There still exists considerable confusion and controversy regarding the protein requirements for athletesparticularly for those who are involved in high-intensity training. Even scientists have disagreed on exact protein requirements, and thus many strength and conditioning professionals who desire muscular enhancement in their athletes have increased their protein intake well beyond the recommended daily allowance (RDA). Much of the confusion arises from poorly designed research studies and a lack of understanding of protein metabolism, resulting in recommendations that are unnecessary and occasionally harmful. Proteins are complex molecules that have many enzymatic and structural functions related to the promotion of body growth, maintenance, and repair. The function of dietary protein in the athlete, fitness enthusiast, or sedentary individual is to contribute the amino acids necessary for the body to assimilate proteins that comprise skeletal structures (including muscle) and hormones, function as cell membrane receptors, and maintain fluid balance. Protein, which carries 4 kilocalories per gram, also makes a minor contribution (~5-10%) to energy production, but this offering may increase in episodes of decreased energy intake.

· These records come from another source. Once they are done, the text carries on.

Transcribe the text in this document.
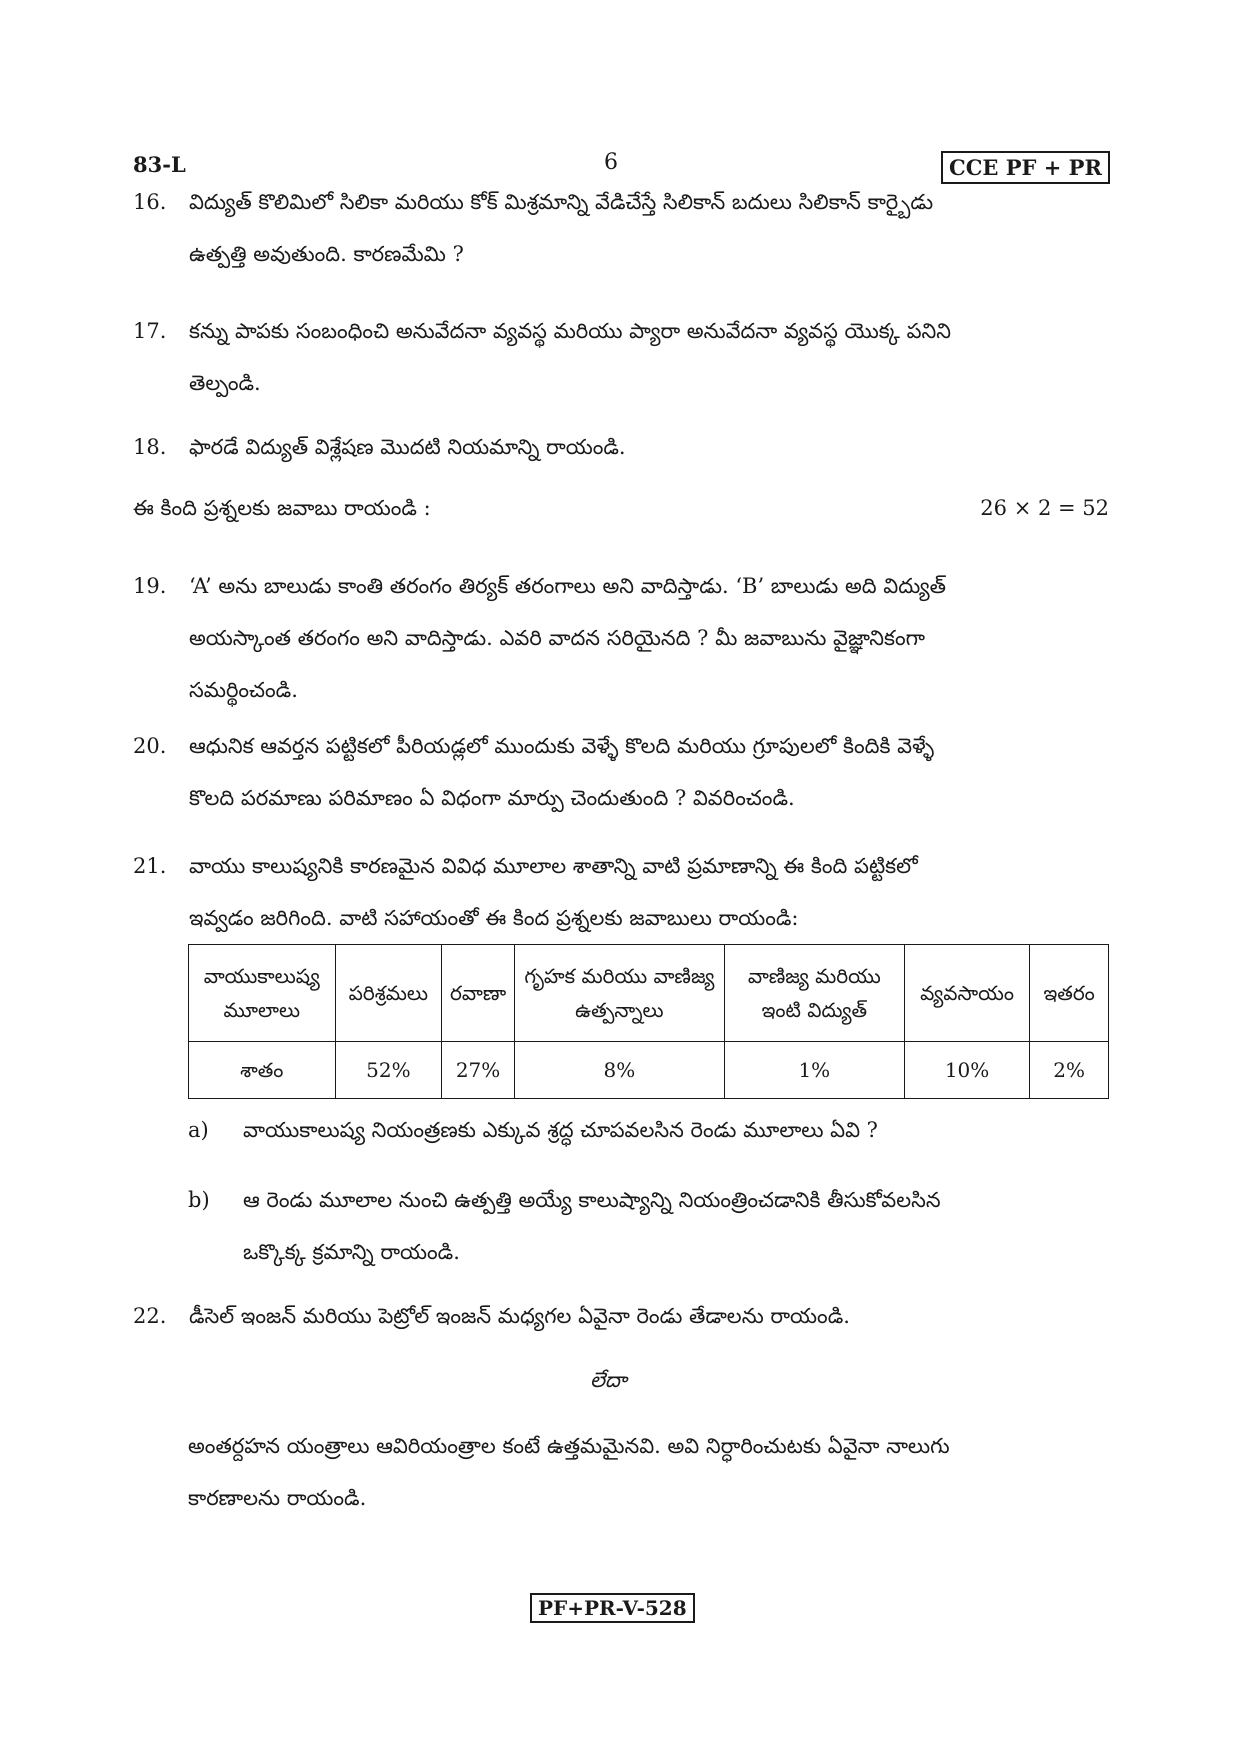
83-L	6	CCE PF + PR
16.	విద్యుత్ కొలిమిలో సిలికా మరియు కోక్ మిశ్రమాన్ని వేడిచేస్తే సిలికాన్ బదులు సిలికాన్ కార్బైడు
ఉత్పత్తి అవుతుంది. కారణమేమి ?
17.	కన్ను పాపకు సంబంధించి అనువేదనా వ్యవస్థ మరియు ప్యారా అనువేదనా వ్యవస్థ యొక్క పనిని
తెల్పండి.
18.	ఫారడే విద్యుత్ విశ్లేషణ మొదటి నియమాన్ని రాయండి.
ఈ కింది ప్రశ్నలకు జవాబు రాయండి :	26 × 2 = 52
19.	‘A’ అను బాలుడు కాంతి తరంగం తిర్యక్ తరంగాలు అని వాదిస్తాడు. ‘B’ బాలుడు అది విద్యుత్
అయస్కాంత తరంగం అని వాదిస్తాడు. ఎవరి వాదన సరియైనది ? మీ జవాబును వైజ్ఞానికంగా
సమర్థించండి.
20.	ఆధునిక ఆవర్తన పట్టికలో పీరియడ్లలో ముందుకు వెళ్ళే కొలది మరియు గ్రూపులలో కిందికి వెళ్ళే
కొలది పరమాణు పరిమాణం ఏ విధంగా మార్పు చెందుతుంది ? వివరించండి.
21.	వాయు కాలుష్యనికి కారణమైన వివిధ మూలాల శాతాన్ని వాటి ప్రమాణాన్ని ఈ కింది పట్టికలో
ఇవ్వడం జరిగింది. వాటి సహాయంతో ఈ కింద ప్రశ్నలకు జవాబులు రాయండి:
వాయుకాలుష్య
మూలాలు	పరిశ్రమలు	రవాణా	గృహక మరియు వాణిజ్య ఉత్పన్నాలు	వాణిజ్య మరియు ఇంటి విద్యుత్	వ్యవసాయం	ఇతరం
శాతం	52%	27%	8%	1%	10%	2%
a) వాయుకాలుష్య నియంత్రణకు ఎక్కువ శ్రద్ధ చూపవలసిన రెండు మూలాలు ఏవి ?
b) ఆ రెండు మూలాల నుంచి ఉత్పత్తి అయ్యే కాలుష్యాన్ని నియంత్రించడానికి తీసుకోవలసిన
ఒక్కొక్క క్రమాన్ని రాయండి.
22.	డీసెల్ ఇంజన్ మరియు పెట్రోల్ ఇంజన్ మధ్యగల ఏవైనా రెండు తేడాలను రాయండి.
లేదా
అంతర్దహన యంత్రాలు ఆవిరియంత్రాల కంటే ఉత్తమమైనవి. అవి నిర్ధారించుటకు ఏవైనా నాలుగు
కారణాలను రాయండి.
PF+PR-V-528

The basic building blocks of protein are amino acids, which contain nitrogen. The body’s nitrogen status can be determined by measuring dietary nitrogen intake (via protein intake) and subtracting nitrogen loss (sweat, urine, and feces). Measuring the body’s nitrogen balance provides a valuable estimate of a person’s overall protein balance because muscle protein is in a constant state of turnover. For example, impaired protein synthesis allows catabolic (breakdown) effects to predominate, resulting in an increased excretion of nitrogen. If protein is ingested in excessive amounts, it can be oxidized for energy or converted to fat. Therefore, the amount of protein in muscle is determined in large part by the balance between a positive nitrogen balance, which promotes protein anabolism (growth or build-up), and a negative nitrogen balance, which promotes catabolism.
Protein quality is an important factor in establishing its daily requirement. Of the 22 distinct amino acids required for protein synthesis, 9 are essential and 13 are nonessential. Essential amino acids are those that the body cannot synthesize and thus they must be obtained from the diet. Nonessential amino acids are synthesized as long as there is an adequate source of nitrogen in the body, but can also be acquired from the diet. Individuals must obtain a sufficient amount of essential amino acids for the proper synthesis of human tissue protein. Dietary proteins that contain all the necessary amino acids are known as complete proteins, and are generally derived from meat, fish, and dairy products. Incomplete proteins lack one or more of the essential amino acids and are the constituents of such plant foods as nuts, grains, and legumes. Consequently, this signifies the need to eat a balanced diet containing a variety of protein-rich foods. Also, it is apparent that vegetarians may become deficient in one or more essential amino acids and thus may benefit from protein supplementation.